Christopher Chappell

Personal information
- Full name: Christopher James David Chappell
- Born: 17 July 1955 (age 71) Toronto, Canada
- Batting: Right-handed

International information
- National side: Canada;
- ODI debut (cap 1): 9 June 1979 v Pakistan
- Last ODI: 16 June 1979 v Australia

Career statistics
| Competition | ODI |
| Matches | 3 |
| Runs scored | 38 |
| Batting average | 12.66 |
| 100s/50s | 0/0 |
| Top score | 19 |
| Catches/stumpings | 0/– |
- Source: ESPNcricinfo, 17 September 2020

= Christopher Chappell =

Canadian cricketer (born 1955)

Christopher James David Chappell (born 17 July 1955) is a Canadian former cricketer: a right-handed batsman who opened the batting for the Canadian team in their first ever One Day International, played against Pakistan at the 1979 World Cup, and had two further ODI appearances, both in the same tournament.

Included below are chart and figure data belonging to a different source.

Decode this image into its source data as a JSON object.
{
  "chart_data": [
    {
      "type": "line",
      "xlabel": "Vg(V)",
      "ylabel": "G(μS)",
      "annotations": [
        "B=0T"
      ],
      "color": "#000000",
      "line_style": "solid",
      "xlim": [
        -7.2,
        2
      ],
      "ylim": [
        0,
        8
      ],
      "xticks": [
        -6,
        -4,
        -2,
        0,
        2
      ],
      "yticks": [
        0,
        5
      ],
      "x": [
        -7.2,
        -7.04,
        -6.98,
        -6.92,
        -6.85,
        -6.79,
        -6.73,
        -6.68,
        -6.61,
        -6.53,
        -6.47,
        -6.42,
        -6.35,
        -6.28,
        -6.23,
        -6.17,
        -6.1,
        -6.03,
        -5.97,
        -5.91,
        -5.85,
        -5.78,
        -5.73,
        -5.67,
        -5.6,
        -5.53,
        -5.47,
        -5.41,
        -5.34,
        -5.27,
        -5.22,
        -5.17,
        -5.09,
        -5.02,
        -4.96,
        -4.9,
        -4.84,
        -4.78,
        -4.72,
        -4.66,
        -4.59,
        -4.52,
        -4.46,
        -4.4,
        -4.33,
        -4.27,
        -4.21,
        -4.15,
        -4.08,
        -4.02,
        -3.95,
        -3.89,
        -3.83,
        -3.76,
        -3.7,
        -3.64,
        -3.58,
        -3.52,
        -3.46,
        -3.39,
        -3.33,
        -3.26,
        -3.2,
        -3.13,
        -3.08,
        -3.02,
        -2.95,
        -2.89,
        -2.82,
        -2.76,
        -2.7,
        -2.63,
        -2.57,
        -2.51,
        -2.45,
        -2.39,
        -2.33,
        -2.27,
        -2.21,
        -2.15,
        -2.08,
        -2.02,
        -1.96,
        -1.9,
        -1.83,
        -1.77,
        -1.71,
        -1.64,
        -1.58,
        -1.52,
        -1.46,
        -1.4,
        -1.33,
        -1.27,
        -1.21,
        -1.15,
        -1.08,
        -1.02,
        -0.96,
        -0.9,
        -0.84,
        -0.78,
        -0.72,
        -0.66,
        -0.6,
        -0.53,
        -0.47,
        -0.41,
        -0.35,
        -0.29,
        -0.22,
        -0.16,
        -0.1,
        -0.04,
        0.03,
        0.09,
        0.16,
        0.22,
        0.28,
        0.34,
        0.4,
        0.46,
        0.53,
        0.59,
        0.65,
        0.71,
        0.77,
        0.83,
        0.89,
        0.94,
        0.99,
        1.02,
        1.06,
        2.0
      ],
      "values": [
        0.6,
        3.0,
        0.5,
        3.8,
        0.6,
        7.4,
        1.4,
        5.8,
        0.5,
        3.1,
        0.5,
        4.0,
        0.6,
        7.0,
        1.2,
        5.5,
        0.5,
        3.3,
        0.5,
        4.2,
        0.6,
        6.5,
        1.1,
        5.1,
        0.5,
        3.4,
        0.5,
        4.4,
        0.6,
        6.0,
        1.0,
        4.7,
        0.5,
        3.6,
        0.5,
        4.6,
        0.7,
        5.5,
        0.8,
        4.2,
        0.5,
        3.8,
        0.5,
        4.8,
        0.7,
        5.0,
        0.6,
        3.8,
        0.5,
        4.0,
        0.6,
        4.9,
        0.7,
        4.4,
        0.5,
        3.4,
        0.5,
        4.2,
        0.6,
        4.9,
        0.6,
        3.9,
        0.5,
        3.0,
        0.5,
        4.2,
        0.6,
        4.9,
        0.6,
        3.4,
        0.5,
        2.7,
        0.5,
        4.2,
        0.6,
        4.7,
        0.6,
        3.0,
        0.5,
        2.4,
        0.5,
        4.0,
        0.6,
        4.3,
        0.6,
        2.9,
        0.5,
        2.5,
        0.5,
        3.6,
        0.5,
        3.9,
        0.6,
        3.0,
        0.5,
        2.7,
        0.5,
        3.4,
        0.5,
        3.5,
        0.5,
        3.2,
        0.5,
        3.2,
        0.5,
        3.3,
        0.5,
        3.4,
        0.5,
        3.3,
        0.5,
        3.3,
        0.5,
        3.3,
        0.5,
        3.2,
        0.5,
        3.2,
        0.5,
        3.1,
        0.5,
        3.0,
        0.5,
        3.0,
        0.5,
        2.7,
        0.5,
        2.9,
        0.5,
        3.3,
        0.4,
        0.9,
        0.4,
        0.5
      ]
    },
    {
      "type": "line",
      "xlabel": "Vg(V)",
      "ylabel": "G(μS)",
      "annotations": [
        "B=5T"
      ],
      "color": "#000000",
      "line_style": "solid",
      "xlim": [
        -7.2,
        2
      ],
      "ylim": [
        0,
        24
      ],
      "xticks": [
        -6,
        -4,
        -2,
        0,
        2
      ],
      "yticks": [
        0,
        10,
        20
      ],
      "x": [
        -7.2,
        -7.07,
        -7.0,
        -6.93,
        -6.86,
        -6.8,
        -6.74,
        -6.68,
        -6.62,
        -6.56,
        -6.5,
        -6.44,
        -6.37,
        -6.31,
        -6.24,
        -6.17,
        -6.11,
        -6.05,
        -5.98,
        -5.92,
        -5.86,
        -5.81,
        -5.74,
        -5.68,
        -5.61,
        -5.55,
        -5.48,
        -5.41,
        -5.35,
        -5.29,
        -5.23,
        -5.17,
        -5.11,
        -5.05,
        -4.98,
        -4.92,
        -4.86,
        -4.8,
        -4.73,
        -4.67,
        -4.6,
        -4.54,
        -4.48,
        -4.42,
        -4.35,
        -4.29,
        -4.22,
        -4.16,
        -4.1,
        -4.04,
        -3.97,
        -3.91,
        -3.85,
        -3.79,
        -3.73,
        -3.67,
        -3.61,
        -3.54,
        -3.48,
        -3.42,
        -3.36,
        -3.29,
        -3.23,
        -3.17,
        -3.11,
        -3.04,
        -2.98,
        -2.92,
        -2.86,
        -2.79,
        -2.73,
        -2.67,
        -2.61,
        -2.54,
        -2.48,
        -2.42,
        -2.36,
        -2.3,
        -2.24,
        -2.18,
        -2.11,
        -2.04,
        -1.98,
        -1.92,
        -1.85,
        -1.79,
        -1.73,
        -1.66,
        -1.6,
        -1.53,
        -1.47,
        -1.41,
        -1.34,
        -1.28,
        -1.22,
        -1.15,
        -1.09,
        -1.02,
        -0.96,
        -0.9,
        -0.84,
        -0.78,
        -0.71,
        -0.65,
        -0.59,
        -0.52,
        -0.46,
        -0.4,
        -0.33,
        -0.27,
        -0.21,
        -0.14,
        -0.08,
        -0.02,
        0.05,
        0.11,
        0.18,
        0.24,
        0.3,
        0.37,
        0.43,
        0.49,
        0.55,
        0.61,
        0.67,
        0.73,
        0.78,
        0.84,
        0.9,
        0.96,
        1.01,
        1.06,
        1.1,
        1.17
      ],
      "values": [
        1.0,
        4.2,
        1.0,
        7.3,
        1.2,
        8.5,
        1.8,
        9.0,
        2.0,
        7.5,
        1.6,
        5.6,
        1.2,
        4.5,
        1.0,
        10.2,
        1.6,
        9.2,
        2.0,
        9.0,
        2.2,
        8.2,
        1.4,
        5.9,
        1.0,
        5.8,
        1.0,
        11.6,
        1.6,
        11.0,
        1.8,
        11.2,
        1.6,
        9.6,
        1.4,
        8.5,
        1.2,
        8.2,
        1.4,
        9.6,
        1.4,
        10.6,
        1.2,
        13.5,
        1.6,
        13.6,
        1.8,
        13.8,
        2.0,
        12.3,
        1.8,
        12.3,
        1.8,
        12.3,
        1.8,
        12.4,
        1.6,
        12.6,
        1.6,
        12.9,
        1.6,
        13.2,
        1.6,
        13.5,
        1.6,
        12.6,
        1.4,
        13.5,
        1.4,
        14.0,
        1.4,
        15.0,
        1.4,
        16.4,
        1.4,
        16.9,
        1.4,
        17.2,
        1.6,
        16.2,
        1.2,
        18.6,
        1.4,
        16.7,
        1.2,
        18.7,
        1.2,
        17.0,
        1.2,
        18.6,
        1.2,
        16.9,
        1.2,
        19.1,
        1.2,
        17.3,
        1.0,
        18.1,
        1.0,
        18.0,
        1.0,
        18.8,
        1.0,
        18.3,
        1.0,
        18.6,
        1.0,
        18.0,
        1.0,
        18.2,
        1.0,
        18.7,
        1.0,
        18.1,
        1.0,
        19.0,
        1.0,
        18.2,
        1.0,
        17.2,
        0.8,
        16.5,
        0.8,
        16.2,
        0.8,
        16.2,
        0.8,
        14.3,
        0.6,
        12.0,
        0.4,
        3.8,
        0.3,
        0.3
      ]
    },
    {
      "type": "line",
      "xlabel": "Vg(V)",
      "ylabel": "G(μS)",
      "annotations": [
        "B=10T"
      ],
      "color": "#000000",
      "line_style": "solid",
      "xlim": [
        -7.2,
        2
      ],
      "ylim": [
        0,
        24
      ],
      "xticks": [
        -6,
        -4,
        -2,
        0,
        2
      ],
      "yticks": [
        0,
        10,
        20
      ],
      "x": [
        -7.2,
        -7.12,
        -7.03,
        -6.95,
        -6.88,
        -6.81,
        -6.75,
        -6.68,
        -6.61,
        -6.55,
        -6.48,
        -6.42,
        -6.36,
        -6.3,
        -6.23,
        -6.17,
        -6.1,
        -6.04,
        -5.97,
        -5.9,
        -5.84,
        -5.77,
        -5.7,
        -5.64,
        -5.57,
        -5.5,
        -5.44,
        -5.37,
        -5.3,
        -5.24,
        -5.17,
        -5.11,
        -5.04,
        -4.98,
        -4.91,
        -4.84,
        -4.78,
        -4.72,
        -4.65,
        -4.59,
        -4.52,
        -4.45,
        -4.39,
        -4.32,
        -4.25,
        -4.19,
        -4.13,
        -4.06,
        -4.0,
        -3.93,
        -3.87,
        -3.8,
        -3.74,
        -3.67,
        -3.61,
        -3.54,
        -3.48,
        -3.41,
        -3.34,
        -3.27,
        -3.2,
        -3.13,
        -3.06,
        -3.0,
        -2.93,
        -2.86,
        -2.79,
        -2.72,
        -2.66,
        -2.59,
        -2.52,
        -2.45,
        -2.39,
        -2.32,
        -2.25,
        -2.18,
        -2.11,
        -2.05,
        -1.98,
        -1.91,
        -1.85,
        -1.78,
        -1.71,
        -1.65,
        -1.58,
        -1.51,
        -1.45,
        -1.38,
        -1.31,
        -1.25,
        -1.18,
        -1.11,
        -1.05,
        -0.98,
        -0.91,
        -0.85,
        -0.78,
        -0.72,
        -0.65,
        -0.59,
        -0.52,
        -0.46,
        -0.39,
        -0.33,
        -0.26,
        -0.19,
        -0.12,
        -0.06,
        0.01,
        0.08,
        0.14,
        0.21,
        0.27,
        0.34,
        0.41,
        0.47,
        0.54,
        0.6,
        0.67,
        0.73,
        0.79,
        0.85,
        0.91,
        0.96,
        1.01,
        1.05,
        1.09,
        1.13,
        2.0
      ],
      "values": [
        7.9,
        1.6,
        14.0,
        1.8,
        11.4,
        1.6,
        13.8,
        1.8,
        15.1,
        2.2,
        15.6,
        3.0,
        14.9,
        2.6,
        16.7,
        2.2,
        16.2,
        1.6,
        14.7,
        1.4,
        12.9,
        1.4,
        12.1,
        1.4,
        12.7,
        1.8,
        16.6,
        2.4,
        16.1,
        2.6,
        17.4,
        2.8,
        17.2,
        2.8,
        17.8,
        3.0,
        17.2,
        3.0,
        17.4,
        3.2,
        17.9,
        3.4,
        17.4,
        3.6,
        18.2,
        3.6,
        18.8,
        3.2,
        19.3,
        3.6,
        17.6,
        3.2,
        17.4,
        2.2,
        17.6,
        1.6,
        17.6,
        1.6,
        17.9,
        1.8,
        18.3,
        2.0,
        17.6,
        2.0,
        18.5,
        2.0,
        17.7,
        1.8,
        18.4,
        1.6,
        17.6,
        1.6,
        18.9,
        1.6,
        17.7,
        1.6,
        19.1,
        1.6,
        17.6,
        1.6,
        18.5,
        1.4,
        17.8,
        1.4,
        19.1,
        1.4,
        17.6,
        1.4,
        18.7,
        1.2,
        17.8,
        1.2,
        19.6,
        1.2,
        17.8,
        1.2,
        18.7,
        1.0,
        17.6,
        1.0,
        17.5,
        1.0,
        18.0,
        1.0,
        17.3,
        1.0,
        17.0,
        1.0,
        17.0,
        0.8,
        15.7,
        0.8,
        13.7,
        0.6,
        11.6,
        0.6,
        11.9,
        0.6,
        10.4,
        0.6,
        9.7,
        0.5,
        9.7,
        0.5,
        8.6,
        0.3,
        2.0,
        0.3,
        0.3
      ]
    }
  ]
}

Chappell was born in Toronto. Prior to his appearance at the World Cup, during the 1979, Chappell had made his ICC Trophy debut against Malaysia, but was run out without scoring. In all he played six times in that competition, with his highest score of 35 being made in the final defeat against Sri Lanka. He made one final ICC Trophy appearance in the 1990 tournament, like his first against Malaysia, scoring 3 not out.